Monday, February 21, 2005

Soon everyone would be thinking of Sharon. The package had just arrived. She had won. She had been accepted. It was as simple as that. The competition had been especially fierce and glass shattering, but Sharon had this knack for screams, screams that could turn blood into buttermilk. It was just this basic mood of hers. Her scream hit a nerve, a razor sharp balance between modern existential alienation and Nina Hagen on amphetamines. That's why her friends urged her to submit an application to the committee. The Council of Archetypes was broadening the collective unconscious to afford better representation to women. The special-delivery postman handed her the award certificate naming her the female counterpart of Edvard Munch's Skrik, the anguish archetype. Soon everyone would be thinking of Sharon...

Story #168

Note from Indeterminacy: In observance of "Free Mojtaba and Arash Day" (February 22, 2005), this blog stands for the right of freedom of speech and expression for bloggers everywhere.


The Mushroom said...

I see you've met my new Inflate-A-Mate. This model not only has 'French' and 'Greek' openings, she also has perfect nostrils for the forbidden dance, nasal sex. Glass eyes standard equipment, French maid outfit optional ($3 more).

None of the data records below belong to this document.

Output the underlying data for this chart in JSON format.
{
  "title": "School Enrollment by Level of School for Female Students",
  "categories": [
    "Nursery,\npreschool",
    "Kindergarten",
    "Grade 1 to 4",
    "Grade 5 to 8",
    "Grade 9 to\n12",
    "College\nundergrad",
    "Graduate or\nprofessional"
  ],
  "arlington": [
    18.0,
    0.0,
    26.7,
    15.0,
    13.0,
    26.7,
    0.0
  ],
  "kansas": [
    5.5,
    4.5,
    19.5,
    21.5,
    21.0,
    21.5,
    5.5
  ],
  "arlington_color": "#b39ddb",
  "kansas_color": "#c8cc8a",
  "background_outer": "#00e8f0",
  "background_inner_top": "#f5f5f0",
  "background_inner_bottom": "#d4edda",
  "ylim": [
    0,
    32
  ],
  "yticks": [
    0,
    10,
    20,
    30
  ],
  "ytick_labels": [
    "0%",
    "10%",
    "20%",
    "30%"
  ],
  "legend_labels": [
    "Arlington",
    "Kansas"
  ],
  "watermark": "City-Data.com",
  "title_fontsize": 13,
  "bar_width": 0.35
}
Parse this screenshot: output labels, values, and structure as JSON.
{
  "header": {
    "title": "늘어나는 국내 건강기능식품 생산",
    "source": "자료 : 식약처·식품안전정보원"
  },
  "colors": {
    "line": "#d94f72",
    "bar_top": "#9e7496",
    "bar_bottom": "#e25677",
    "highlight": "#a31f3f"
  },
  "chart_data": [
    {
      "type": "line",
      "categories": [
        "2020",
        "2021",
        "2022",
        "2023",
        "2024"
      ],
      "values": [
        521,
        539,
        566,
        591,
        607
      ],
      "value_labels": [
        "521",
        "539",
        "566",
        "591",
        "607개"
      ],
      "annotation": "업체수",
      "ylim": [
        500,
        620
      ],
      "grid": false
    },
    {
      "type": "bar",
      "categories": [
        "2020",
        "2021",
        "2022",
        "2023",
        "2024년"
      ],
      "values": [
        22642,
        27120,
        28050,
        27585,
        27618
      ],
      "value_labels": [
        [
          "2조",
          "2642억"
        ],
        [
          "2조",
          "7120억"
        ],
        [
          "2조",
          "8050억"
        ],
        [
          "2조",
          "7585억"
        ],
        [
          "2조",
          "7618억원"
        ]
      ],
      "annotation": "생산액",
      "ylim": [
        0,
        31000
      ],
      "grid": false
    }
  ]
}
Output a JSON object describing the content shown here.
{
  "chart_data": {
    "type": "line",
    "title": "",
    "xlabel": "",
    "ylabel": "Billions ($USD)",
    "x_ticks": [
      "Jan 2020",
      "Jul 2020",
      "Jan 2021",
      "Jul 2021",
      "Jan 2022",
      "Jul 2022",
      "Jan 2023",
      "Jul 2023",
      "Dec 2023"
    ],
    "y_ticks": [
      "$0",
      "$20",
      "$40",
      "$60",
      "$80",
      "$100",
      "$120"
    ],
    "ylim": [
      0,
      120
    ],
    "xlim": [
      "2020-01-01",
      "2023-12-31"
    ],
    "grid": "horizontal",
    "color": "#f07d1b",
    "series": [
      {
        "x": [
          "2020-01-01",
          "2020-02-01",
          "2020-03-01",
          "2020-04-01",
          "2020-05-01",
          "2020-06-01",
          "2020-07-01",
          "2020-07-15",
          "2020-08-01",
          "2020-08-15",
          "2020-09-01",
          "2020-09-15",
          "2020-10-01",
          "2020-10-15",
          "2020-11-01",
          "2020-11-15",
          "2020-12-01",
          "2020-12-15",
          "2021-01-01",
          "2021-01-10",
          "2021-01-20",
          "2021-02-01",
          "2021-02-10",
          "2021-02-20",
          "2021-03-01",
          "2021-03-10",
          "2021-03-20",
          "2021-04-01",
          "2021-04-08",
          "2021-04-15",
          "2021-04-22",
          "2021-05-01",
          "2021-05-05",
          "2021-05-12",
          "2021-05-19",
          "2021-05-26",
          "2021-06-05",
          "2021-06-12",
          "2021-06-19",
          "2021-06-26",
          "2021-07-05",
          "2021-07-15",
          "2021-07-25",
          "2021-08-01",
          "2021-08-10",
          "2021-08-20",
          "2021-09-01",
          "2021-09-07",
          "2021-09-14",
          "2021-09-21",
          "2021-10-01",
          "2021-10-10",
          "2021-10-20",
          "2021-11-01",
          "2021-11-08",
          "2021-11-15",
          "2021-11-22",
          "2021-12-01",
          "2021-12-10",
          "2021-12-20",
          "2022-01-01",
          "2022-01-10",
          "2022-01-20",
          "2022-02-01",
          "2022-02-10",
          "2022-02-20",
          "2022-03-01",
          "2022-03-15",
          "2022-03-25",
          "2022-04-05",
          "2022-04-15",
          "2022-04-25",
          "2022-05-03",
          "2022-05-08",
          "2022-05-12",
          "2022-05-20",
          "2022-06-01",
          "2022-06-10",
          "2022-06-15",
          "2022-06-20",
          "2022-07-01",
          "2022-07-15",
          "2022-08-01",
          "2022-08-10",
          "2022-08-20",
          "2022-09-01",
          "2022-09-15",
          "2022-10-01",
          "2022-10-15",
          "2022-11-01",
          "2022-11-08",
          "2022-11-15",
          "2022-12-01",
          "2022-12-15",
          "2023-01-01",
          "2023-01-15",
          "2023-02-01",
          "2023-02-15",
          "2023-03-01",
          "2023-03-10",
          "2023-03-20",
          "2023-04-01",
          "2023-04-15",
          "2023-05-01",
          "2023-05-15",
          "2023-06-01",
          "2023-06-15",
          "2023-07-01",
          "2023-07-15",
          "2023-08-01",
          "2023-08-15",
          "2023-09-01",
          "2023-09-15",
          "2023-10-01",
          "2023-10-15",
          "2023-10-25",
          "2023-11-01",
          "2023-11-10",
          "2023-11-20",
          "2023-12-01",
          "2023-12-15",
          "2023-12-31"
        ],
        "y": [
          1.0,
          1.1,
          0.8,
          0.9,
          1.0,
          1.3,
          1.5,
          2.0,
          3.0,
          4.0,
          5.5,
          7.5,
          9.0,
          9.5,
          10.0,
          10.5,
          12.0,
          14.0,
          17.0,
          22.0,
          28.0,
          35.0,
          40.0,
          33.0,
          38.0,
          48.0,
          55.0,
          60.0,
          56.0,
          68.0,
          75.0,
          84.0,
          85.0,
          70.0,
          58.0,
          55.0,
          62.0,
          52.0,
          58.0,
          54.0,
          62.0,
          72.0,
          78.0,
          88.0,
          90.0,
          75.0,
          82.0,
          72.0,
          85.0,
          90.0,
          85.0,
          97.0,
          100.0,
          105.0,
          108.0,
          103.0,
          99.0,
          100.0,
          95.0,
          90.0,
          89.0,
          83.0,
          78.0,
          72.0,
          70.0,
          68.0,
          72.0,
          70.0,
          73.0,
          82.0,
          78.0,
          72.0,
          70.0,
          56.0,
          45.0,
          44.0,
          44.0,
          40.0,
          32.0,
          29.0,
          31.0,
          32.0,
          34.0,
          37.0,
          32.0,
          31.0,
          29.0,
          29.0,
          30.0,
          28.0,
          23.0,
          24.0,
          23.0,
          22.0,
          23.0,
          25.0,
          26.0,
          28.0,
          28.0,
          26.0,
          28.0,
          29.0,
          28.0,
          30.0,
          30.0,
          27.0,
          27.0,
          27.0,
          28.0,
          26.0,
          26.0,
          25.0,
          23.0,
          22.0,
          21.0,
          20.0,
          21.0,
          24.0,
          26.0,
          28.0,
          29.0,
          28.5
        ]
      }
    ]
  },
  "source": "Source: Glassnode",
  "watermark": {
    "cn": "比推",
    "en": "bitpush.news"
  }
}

If you live in Iran, you have no guarantee of free speech. I don't think anyone should be imprisoned for having thoughts, but always consider where you're having them. Several new hires at my last job didn't make it past the second week because they told what they thought of our more mentally-challenged customers on their LiveJournals. It was right there in the contract they signed the company could do that. Always leave the shithole before complaining about the smell.

Indeterminacy said...

That website also deals with employee-company issues, which are not as clear cut. On the one hand, you usually sign a confidentiality agreement when working somewhere, on the other hand, who cares if you post about your experiences, if the company involved is kept anonymous.